Pakistan arrests suspected plotter of Mumbai attacks
Pakistani security personnel have arrested the alleged planner of the November 26 Mumbai terrorist attacks in a raid on a suspected militant camp, media reports and officials said on Monday, dpa reported.
Scores of troops stormed the camp on Sunday just outside Muzaffarabad city, the capital of Pakistan-administered Kashmir, arresting at least half a dozen people, a security official said on condition of anonymity.
The official said the soldiers also traded fire at the camp located in the Shawai area, but added that the resistance was "short-lived."
He refused to give information about the arrested people, citing sensitivity of the issue. However, media reports identified one of the detainees as Zaki-ur-Rehman Lakhwi, who was named by Indian officials for planning the grenade-and-gun strikes in Mumbai.
According to Indian officials, Ajmal Amir Kasav, the lone surviving Mumbai attacker, told investigators that Lakhwi was the alleged ringleader in the Mumbai siege.
The Dawn newspaper reported that Lakhwi, a commander of banned Islamic militant group Lashkar-e-Taiba (LeT), was among the more than 20 people arrested in the late afternoon operation.
There were conflicting figures regarding the people taken into custody. According to Geo News television channel, eight people were arrested.
Pakistani military's public relations directorate confirmed the crackdown in a brief press statement.
"This is an intelligence-led operation against banned militant outfits and organizations.

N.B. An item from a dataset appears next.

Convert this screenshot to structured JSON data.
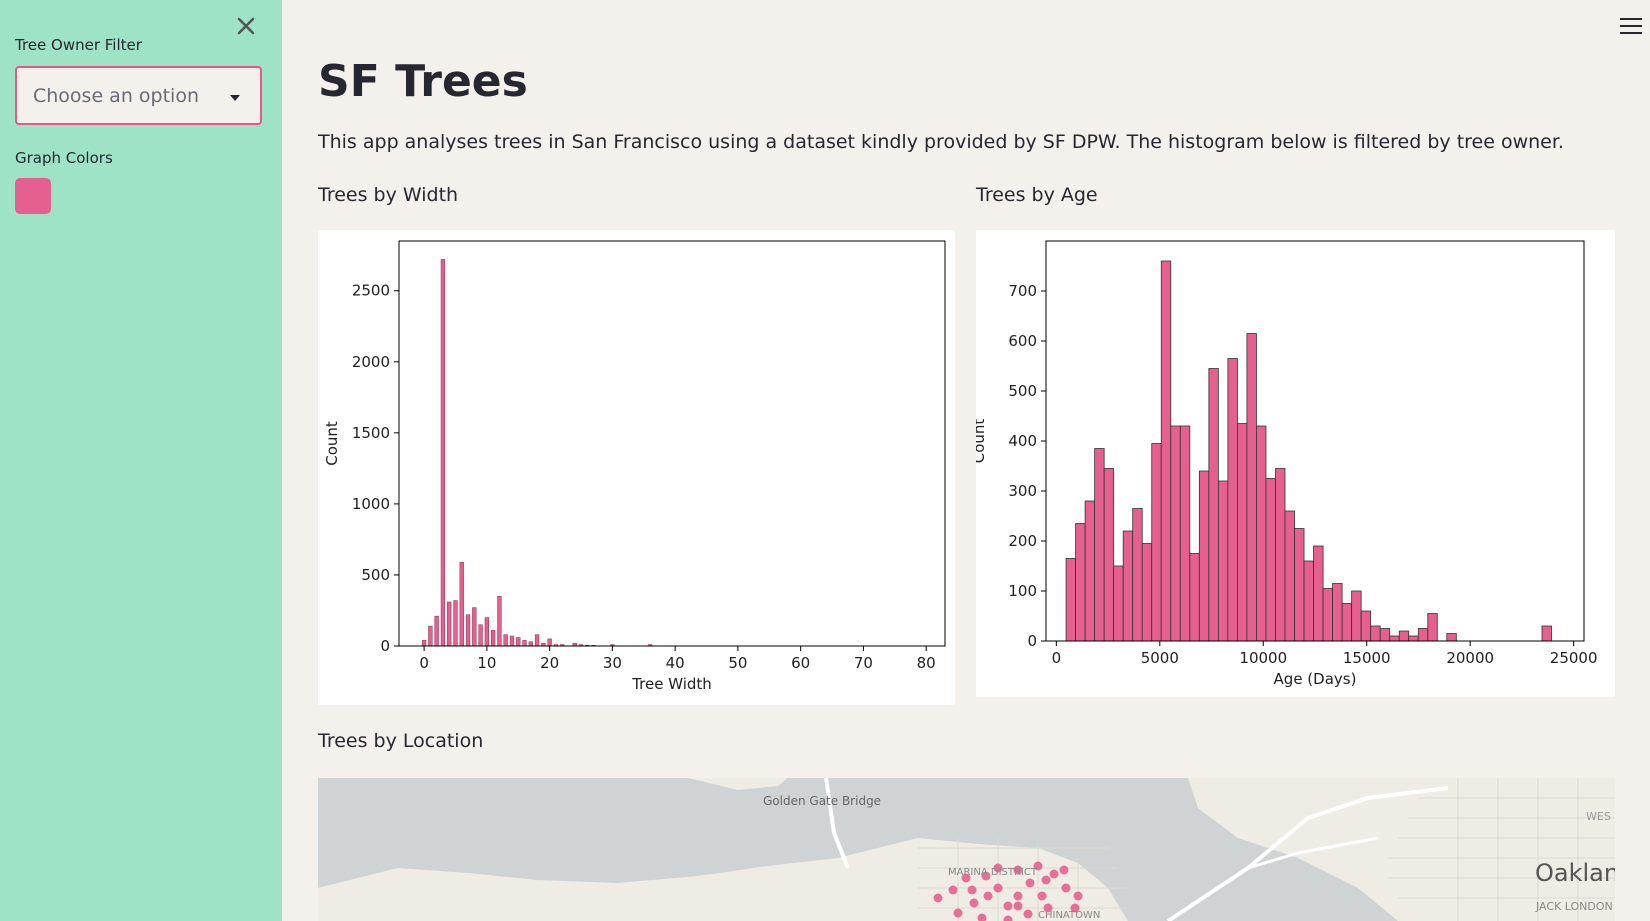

There have been arrest and investigations are on," it said, without identifying those apprehended.
"Further details will be available on completion of preliminary inquiries," the statement added.
Dawn quoted an unidentified woman living in the area as saying that she saw an army helicopter hovering over the area and at around 5 pm, two or three loud explosions were also heard.
Ambulances from various hospitals in Muzaffarabad were also called to the camp site, but no casualties were evacuated during the operation.
The newspaper said the camp was used by Jamaat-ud-Dawa, the charity wing of (LeT).
Jamaat-ud-Dawa previously claimed it had no connection with the LeT and was focusing on religious and charitable work.
Jamaat-ud-Dawa chief Hafiz Muhammad Saeed, who headed the LeT in 2002 when it was outlawed after the terror attacks on the World Trade Center in New York and the Indian parliament in New Delhi, criticized the weekend raid, Geo News said.
The news channel cited him as saying that "the operation in Kashmir under Indian pressure was uncalled for and a sign of weakness."
Indian claims of the involvement of Pakistani based militants to the Mumbai bloodshed increased tension between the two nuclear-armed neighbours, who have gone to war three times since they both gained independence from Britain 61 years ago.
Pakistan has vowed to take action against those behind Mumbai attacks, which left more than 170 killed and over 300 injured, if and when India provided evidence for the allegations.
Islamabad is under great international pressure to urgently address India's concerns.
"I made very clear to the Pakistanis that we are a friend," US Secretary of State Condoleezza Rice said. "But when something like this happens, the United States expects Pakistan to act."